As the confidence interval for the difference in means includes 0 we cannot make a conclusion regarding the direction of the true difference in mean number of hatched eggs for disturbed vs non-disturbed nests. It could be greater for disturbed, less for disturbed, or equal between disturbed and non-disturbed.
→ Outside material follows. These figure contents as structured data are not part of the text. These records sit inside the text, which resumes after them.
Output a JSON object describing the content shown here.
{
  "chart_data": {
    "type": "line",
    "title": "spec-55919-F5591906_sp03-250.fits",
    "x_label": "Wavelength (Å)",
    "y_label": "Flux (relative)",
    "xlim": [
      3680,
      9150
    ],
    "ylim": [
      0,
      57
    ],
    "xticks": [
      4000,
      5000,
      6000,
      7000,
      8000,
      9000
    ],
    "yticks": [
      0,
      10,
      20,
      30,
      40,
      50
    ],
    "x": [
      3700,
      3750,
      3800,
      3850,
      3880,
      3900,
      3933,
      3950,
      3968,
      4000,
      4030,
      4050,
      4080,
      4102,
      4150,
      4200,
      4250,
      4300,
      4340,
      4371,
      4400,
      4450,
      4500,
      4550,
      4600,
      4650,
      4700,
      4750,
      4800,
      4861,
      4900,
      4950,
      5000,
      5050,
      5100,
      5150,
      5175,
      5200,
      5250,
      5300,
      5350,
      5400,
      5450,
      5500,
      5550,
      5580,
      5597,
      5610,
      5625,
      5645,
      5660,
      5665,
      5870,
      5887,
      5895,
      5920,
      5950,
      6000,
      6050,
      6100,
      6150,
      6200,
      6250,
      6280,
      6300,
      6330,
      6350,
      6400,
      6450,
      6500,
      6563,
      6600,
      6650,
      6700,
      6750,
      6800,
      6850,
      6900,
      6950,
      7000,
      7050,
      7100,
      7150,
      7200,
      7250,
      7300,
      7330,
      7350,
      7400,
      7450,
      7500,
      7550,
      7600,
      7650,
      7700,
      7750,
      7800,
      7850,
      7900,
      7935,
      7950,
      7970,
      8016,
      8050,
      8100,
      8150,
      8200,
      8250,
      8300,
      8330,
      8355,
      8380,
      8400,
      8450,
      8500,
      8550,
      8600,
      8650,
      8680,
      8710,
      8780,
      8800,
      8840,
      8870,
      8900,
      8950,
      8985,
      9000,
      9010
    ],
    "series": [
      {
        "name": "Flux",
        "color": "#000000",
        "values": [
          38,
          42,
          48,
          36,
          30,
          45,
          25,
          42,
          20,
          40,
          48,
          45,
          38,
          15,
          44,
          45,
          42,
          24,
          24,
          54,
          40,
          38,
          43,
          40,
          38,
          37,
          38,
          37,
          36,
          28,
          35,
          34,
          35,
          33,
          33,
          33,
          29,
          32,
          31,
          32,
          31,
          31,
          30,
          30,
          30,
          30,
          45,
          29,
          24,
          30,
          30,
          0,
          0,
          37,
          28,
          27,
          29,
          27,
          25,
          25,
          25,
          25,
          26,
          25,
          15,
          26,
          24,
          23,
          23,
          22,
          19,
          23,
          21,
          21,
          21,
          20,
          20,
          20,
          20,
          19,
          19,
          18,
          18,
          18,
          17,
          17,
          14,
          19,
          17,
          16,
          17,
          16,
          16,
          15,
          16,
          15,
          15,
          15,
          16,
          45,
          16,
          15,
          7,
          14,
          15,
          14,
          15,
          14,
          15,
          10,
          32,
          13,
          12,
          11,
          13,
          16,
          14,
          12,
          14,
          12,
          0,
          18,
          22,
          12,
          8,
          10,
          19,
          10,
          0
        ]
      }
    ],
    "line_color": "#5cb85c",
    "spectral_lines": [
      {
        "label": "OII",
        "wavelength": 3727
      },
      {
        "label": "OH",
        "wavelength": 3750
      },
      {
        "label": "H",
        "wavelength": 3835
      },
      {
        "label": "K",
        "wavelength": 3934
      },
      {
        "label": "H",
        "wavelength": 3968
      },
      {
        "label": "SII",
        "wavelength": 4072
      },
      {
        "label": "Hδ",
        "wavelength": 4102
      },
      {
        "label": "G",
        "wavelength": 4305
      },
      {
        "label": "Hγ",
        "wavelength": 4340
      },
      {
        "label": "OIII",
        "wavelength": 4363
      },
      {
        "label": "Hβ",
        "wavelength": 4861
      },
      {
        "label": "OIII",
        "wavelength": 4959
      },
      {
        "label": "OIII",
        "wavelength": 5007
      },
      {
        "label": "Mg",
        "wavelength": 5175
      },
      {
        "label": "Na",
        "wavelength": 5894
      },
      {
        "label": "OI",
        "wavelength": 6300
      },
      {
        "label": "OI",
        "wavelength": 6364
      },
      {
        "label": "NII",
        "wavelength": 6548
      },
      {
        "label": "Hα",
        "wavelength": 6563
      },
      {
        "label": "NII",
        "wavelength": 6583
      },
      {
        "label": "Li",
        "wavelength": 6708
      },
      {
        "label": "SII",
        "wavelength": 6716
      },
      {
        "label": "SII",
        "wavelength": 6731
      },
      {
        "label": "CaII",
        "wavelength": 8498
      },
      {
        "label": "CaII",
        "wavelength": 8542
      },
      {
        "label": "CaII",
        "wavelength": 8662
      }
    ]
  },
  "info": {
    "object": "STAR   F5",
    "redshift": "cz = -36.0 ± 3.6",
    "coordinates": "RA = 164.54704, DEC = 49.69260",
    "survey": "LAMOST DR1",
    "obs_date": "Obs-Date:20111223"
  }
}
These findings are what we would expect based on results from the wilcoxon test in Task 2 - there was no significant evidence of a difference in either the proportion of eggs that hatched or the number of eggs that were laid between the disturbed and non-disturbed nests.
The bootstrapped samples follow a normal distribution, as would be expected according to the Central Limit Theorem (CLT). The CLT states that the distribution of means of random variables will converge to a normal distribution as the sample size approaches infinity (for example, in a bootstrap with 10,000 samples).